Economia

Gerdau vê avanço em medidas antidumping e aposta em produção própria

CEO afirma que mecanismos contra aço importado, especialmente da China, ganham força; empresa projeta redução das importações a partir de 2026
Gerdau vê avanço em medidas antidumping e aposta em produção própria
Mina da Gerdau em Miguel Burnier, distrito de Ouro Preto | Foto: Divulgação/ Gerdau

A Gerdau está otimista em relação ao avanço das medidas de defesa comercial adotadas pelo governo federal contra a importação de aço, especialmente da China. A empresa também aposta na ampliação da produção própria como estratégia para reduzir custos e preservar margens no Brasil.

Em entrevista à imprensa nesta terça-feira (24), o CEO da companhia, Gustavo Werneck, afirmou que a empresa está mais confiante quanto à efetividade dos mecanismos de defesa comercial, que, após investigações técnicas, apontaram prática de dumping em determinados produtos siderúrgicos.

“O nosso otimismo vem do amadurecimento dos mecanismos de defesa comercial, especialmente os antidumping. As análises mostram que, de fato, tem havido dumping por parte de produtores, especialmente os chineses”, disse.

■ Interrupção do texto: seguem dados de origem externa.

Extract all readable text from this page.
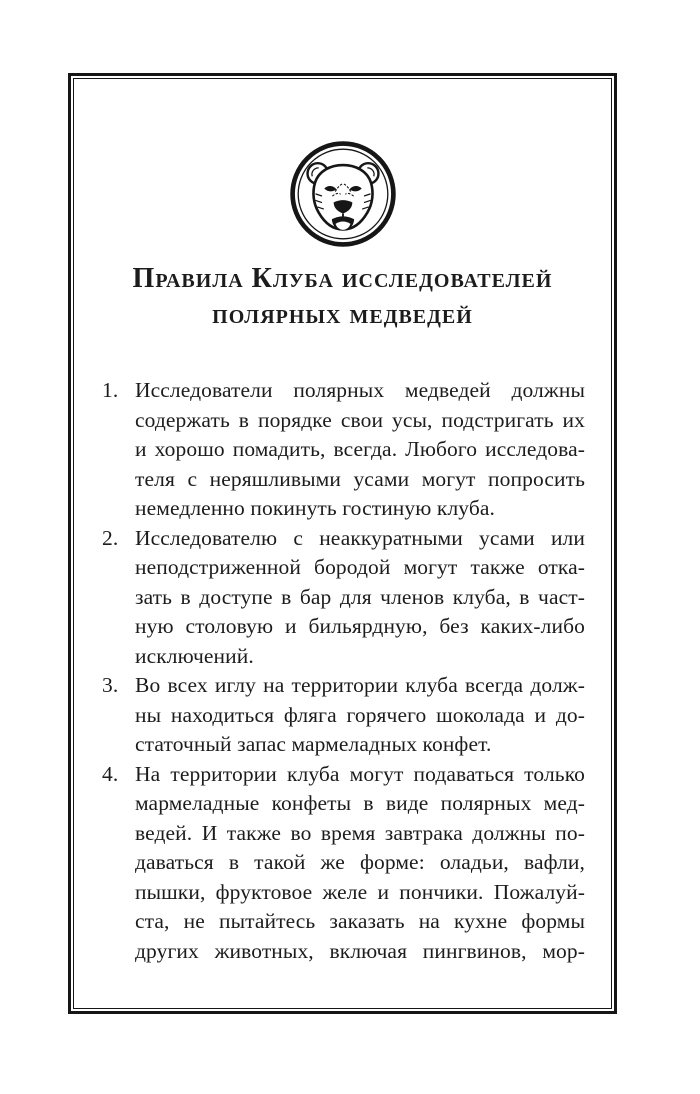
Правила Клуба исследователей
полярных медведей
1. Исследователи полярных медведей должны
содержать в порядке свои усы, подстригать их
и хорошо помадить, всегда. Любого исследова-
теля с неряшливыми усами могут попросить
немедленно покинуть гостиную клуба.
2. Исследователю с неаккуратными усами или
неподстриженной бородой могут также отка-
зать в доступе в бар для членов клуба, в част-
ную столовую и бильярдную, без каких-либо
исключений.
3. Во всех иглу на территории клуба всегда долж-
ны находиться фляга горячего шоколада и до-
статочный запас мармеладных конфет.
4. На территории клуба могут подаваться только
мармеладные конфеты в виде полярных мед-
ведей. И также во время завтрака должны по-
даваться в такой же форме: оладьи, вафли,
пышки, фруктовое желе и пончики. Пожалуй-
ста, не пытайтесь заказать на кухне формы
других животных, включая пингвинов, мор-
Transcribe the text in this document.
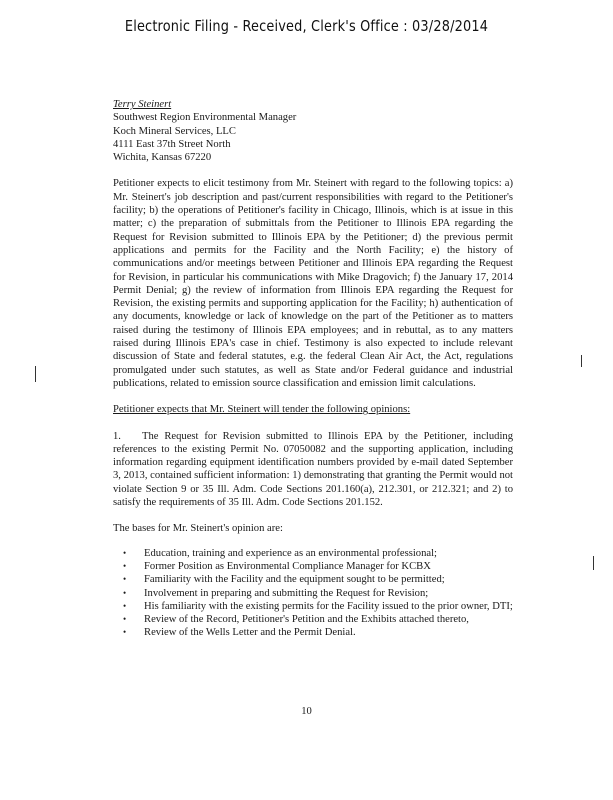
Electronic Filing - Received, Clerk's Office : 03/28/2014
Terry Steinert
Southwest Region Environmental Manager
Koch Mineral Services, LLC
4111 East 37th Street North
Wichita, Kansas 67220

Petitioner expects to elicit testimony from Mr. Steinert with regard to the following topics: a) Mr. Steinert's job description and past/current responsibilities with regard to the Petitioner's facility; b) the operations of Petitioner's facility in Chicago, Illinois, which is at issue in this matter; c) the preparation of submittals from the Petitioner to Illinois EPA regarding the Request for Revision submitted to Illinois EPA by the Petitioner; d) the previous permit applications and permits for the Facility and the North Facility; e) the history of communications and/or meetings between Petitioner and Illinois EPA regarding the Request for Revision, in particular his communications with Mike Dragovich; f) the January 17, 2014 Permit Denial; g) the review of information from Illinois EPA regarding the Request for Revision, the existing permits and supporting application for the Facility; h) authentication of any documents, knowledge or lack of knowledge on the part of the Petitioner as to matters raised during the testimony of Illinois EPA employees; and in rebuttal, as to any matters raised during Illinois EPA's case in chief. Testimony is also expected to include relevant discussion of State and federal statutes, e.g. the federal Clean Air Act, the Act, regulations promulgated under such statutes, as well as State and/or Federal guidance and industrial publications, related to emission source classification and emission limit calculations.

Petitioner expects that Mr. Steinert will tender the following opinions:

1. The Request for Revision submitted to Illinois EPA by the Petitioner, including references to the existing Permit No. 07050082 and the supporting application, including information regarding equipment identification numbers provided by e-mail dated September 3, 2013, contained sufficient information: 1) demonstrating that granting the Permit would not violate Section 9 or 35 Ill. Adm. Code Sections 201.160(a), 212.301, or 212.321; and 2) to satisfy the requirements of 35 Ill. Adm. Code Sections 201.152.

The bases for Mr. Steinert's opinion are:

• Education, training and experience as an environmental professional;
• Former Position as Environmental Compliance Manager for KCBX
• Familiarity with the Facility and the equipment sought to be permitted;
• Involvement in preparing and submitting the Request for Revision;
• His familiarity with the existing permits for the Facility issued to the prior owner, DTI;
• Review of the Record, Petitioner's Petition and the Exhibits attached thereto,
• Review of the Wells Letter and the Permit Denial.
10
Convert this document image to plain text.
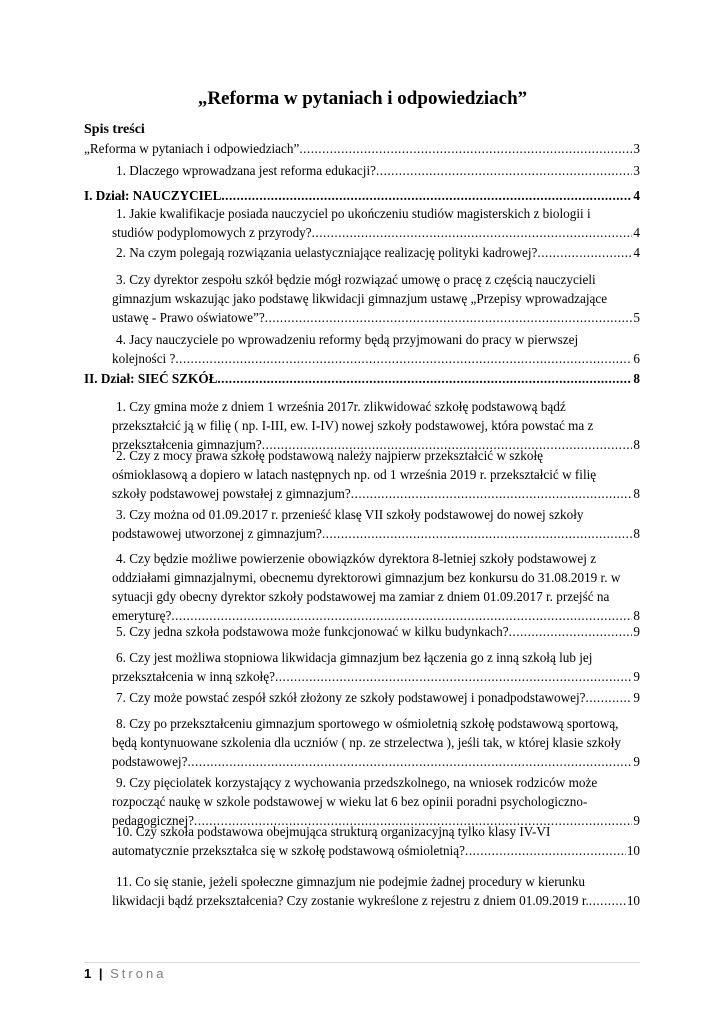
„Reforma w pytaniach i odpowiedziach”
Spis treści
„Reforma w pytaniach i odpowiedziach” .....	3
1. Dlaczego wprowadzana jest reforma edukacji? .....	3
I. Dział: NAUCZYCIEL .....	4
1. Jakie kwalifikacje posiada nauczyciel po ukończeniu studiów magisterskich z biologii i
studiów podyplomowych z przyrody? .....	4
2. Na czym polegają rozwiązania uelastyczniające realizację polityki kadrowej? .....	4
3. Czy dyrektor zespołu szkół będzie mógł rozwiązać umowę o pracę z częścią nauczycieli
gimnazjum wskazując jako podstawę likwidacji gimnazjum ustawę „Przepisy wprowadzające
ustawę - Prawo oświatowe”? .....	5
4. Jacy nauczyciele po wprowadzeniu reformy będą przyjmowani do pracy w pierwszej
kolejności ? .....	6
II. Dział: SIEĆ SZKÓŁ .....	8
1. Czy gmina może z dniem 1 września 2017r. zlikwidować szkołę podstawową bądź
przekształcić ją w filię ( np. I-III, ew. I-IV) nowej szkoły podstawowej, która powstać ma z
przekształcenia gimnazjum? .....	8
2. Czy z mocy prawa szkołę podstawową należy najpierw przekształcić w szkołę
ośmioklasową a dopiero w latach następnych np. od 1 września 2019 r. przekształcić w filię
szkoły podstawowej powstałej z gimnazjum? .....	8
3. Czy można od 01.09.2017 r. przenieść klasę VII szkoły podstawowej do nowej szkoły
podstawowej utworzonej z gimnazjum? .....	8
4. Czy będzie możliwe powierzenie obowiązków dyrektora 8-letniej szkoły podstawowej z
oddziałami gimnazjalnymi, obecnemu dyrektorowi gimnazjum bez konkursu do 31.08.2019 r. w
sytuacji gdy obecny dyrektor szkoły podstawowej ma zamiar z dniem 01.09.2017 r. przejść na
emeryturę? .....	8
5. Czy jedna szkoła podstawowa może funkcjonować w kilku budynkach? .....	9
6. Czy jest możliwa stopniowa likwidacja gimnazjum bez łączenia go z inną szkołą lub jej
przekształcenia w inną szkołę? .....	9
7. Czy może powstać zespół szkół złożony ze szkoły podstawowej i ponadpodstawowej? .....	9
8. Czy po przekształceniu gimnazjum sportowego w ośmioletnią szkołę podstawową sportową,
będą kontynuowane szkolenia dla uczniów ( np. ze strzelectwa ), jeśli tak, w której klasie szkoły
podstawowej? .....	9
9. Czy pięciolatek korzystający z wychowania przedszkolnego, na wniosek rodziców może
rozpocząć naukę w szkole podstawowej w wieku lat 6 bez opinii poradni psychologiczno-
pedagogicznej? .....	9
10. Czy szkoła podstawowa obejmująca strukturą organizacyjną tylko klasy IV-VI
automatycznie przekształca się w szkołę podstawową ośmioletnią? .....	10
11. Co się stanie, jeżeli społeczne gimnazjum nie podejmie żadnej procedury w kierunku
likwidacji bądź przekształcenia? Czy zostanie wykreślone z rejestru z dniem 01.09.2019 r. .....	10
1 | Strona
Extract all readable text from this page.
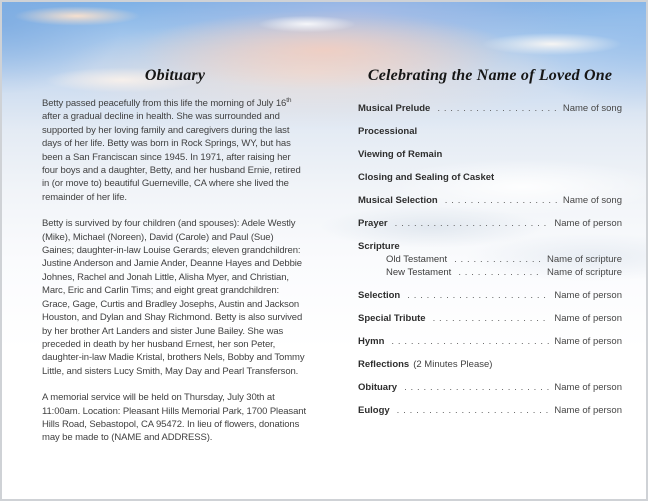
Obituary

Betty passed peacefully from this life the morning of July 16th after a gradual decline in health. She was surrounded and supported by her loving family and caregivers during the last days of her life. Betty was born in Rock Springs, WY, but has been a San Franciscan since 1945. In 1971, after raising her four boys and a daughter, Betty, and her husband Ernie, retired in (or move to) beautiful Guerneville, CA where she lived the remainder of her life.

Betty is survived by four children (and spouses): Adele Westly (Mike), Michael (Noreen), David (Carole) and Paul (Sue) Gaines; daughter-in-law Louise Gerards; eleven grandchildren: Justine Anderson and Jamie Ander, Deanne Hayes and Debbie Johnes, Rachel and Jonah Little, Alisha Myer, and Christian, Marc, Eric and Carlin Tims; and eight great grandchildren: Grace, Gage, Curtis and Bradley Josephs, Austin and Jackson Houston, and Dylan and Shay Richmond. Betty is also survived by her brother Art Landers and sister June Bailey. She was preceded in death by her husband Ernest, her son Peter, daughter-in-law Madie Kristal, brothers Nels, Bobby and Tommy Little, and sisters Lucy Smith, May Day and Pearl Transferson.

A memorial service will be held on Thursday, July 30th at 11:00am. Location: Pleasant Hills Memorial Park, 1700 Pleasant Hills Road, Sebastopol, CA 95472. In lieu of flowers, donations may be made to (NAME and ADDRESS).

Celebrating the Name of Loved One
Musical Prelude . . .	Name of song
Processional
Viewing of Remain
Closing and Sealing of Casket
Musical Selection . . .	Name of song
Prayer . . .	Name of person
Scripture
Old Testament . . .	Name of scripture
New Testament . . .	Name of scripture
Selection . . .	Name of person
Special Tribute . . .	Name of person
Hymn . . .	Name of person
Reflections (2 Minutes Please)
Obituary . . .	Name of person
Eulogy . . .	Name of person
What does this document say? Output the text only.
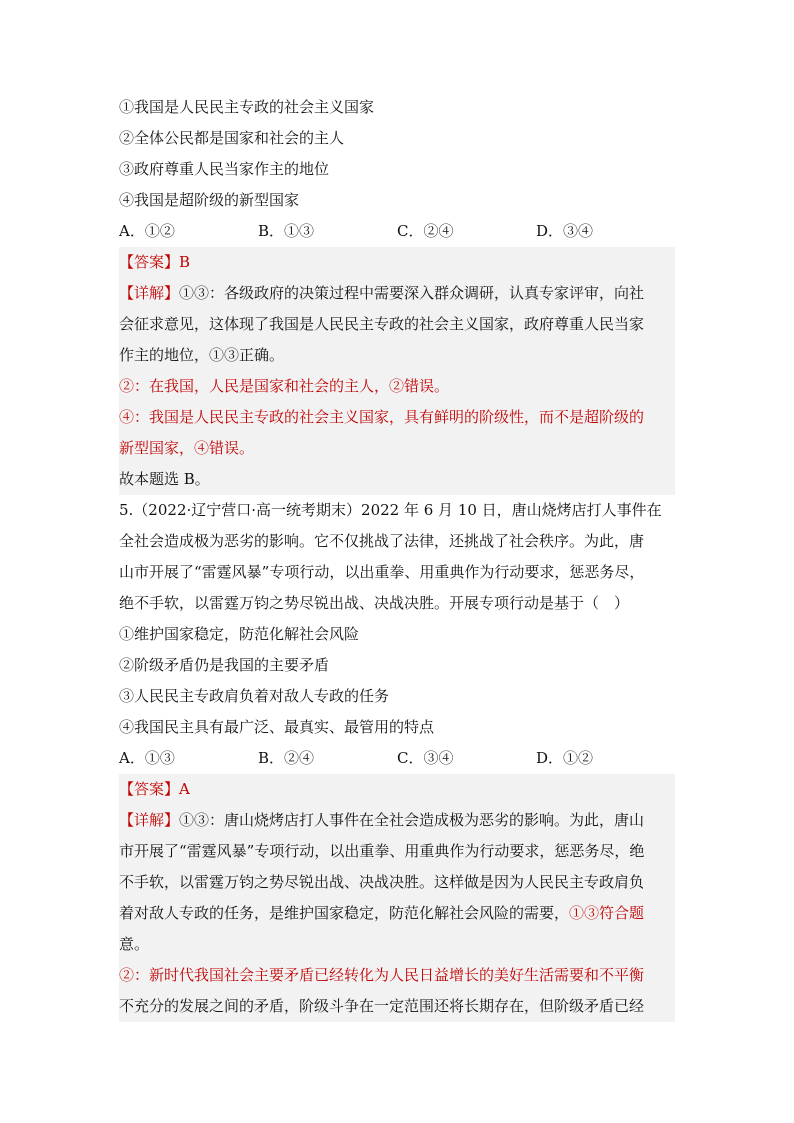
①我国是人民民主专政的社会主义国家
②全体公民都是国家和社会的主人
③政府尊重人民当家作主的地位
④我国是超阶级的新型国家
A．①②	B．①③	C．②④	D．③④
【答案】B
【详解】①③：各级政府的决策过程中需要深入群众调研，认真专家评审，向社
会征求意见，这体现了我国是人民民主专政的社会主义国家，政府尊重人民当家
作主的地位，①③正确。
②：在我国，人民是国家和社会的主人，②错误。
④：我国是人民民主专政的社会主义国家，具有鲜明的阶级性，而不是超阶级的
新型国家，④错误。
故本题选 B。
5.（2022·辽宁营口·高一统考期末）2022 年 6 月 10 日，唐山烧烤店打人事件在
全社会造成极为恶劣的影响。它不仅挑战了法律，还挑战了社会秩序。为此，唐
山市开展了“雷霆风暴”专项行动，以出重拳、用重典作为行动要求，惩恶务尽，
绝不手软，以雷霆万钧之势尽锐出战、决战决胜。开展专项行动是基于（　）
①维护国家稳定，防范化解社会风险
②阶级矛盾仍是我国的主要矛盾
③人民民主专政肩负着对敌人专政的任务
④我国民主具有最广泛、最真实、最管用的特点
A．①③	B．②④	C．③④	D．①②
【答案】A
【详解】①③：唐山烧烤店打人事件在全社会造成极为恶劣的影响。为此，唐山
市开展了“雷霆风暴”专项行动，以出重拳、用重典作为行动要求，惩恶务尽，绝
不手软，以雷霆万钧之势尽锐出战、决战决胜。这样做是因为人民民主专政肩负
着对敌人专政的任务，是维护国家稳定，防范化解社会风险的需要，①③符合题
意。
②：新时代我国社会主要矛盾已经转化为人民日益增长的美好生活需要和不平衡
不充分的发展之间的矛盾，阶级斗争在一定范围还将长期存在，但阶级矛盾已经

Entre as medidas adotadas pelo governo estão a inclusão de novos códigos na Nomenclatura Comum do Mercosul (NCM) na lista de produtos com tarifa de importação de 25% e a aplicação de tarifas antidumping sobre produtos como os aços planos.

Apesar de avanços recentes, Werneck afirma que o cenário segue desafiador. Em 2025, o Brasil registrou novo recorde de importação de aço, com aumento de 7,4% no volume em relação ao ano anterior. “A entrada de material importado a preços considerados desleais tem impactado a rentabilidade e a competitividade das operações da Gerdau no Brasil”, afirmou.

Werneck explicou que os processos de defesa comercial exigem investigação técnica detalhada antes da aplicação definitiva das sanções e que isso leva tempo. “Antes que esses mecanismos sejam aplicados, existe uma análise técnica e toda uma investigação para comprovar se houve dumping. Isso demora um tempo”, afirmou.

A expectativa é que a decisão provisória se torne definitiva entre junho e julho deste ano. “A partir de então, se aplicam os mecanismos de defesa previstos nesta análise e isso nos faz imaginar que, ao longo de 2026, possamos experimentar uma leve redução no volume de aço importado e, mais fortemente, a partir de 2027”, projetou.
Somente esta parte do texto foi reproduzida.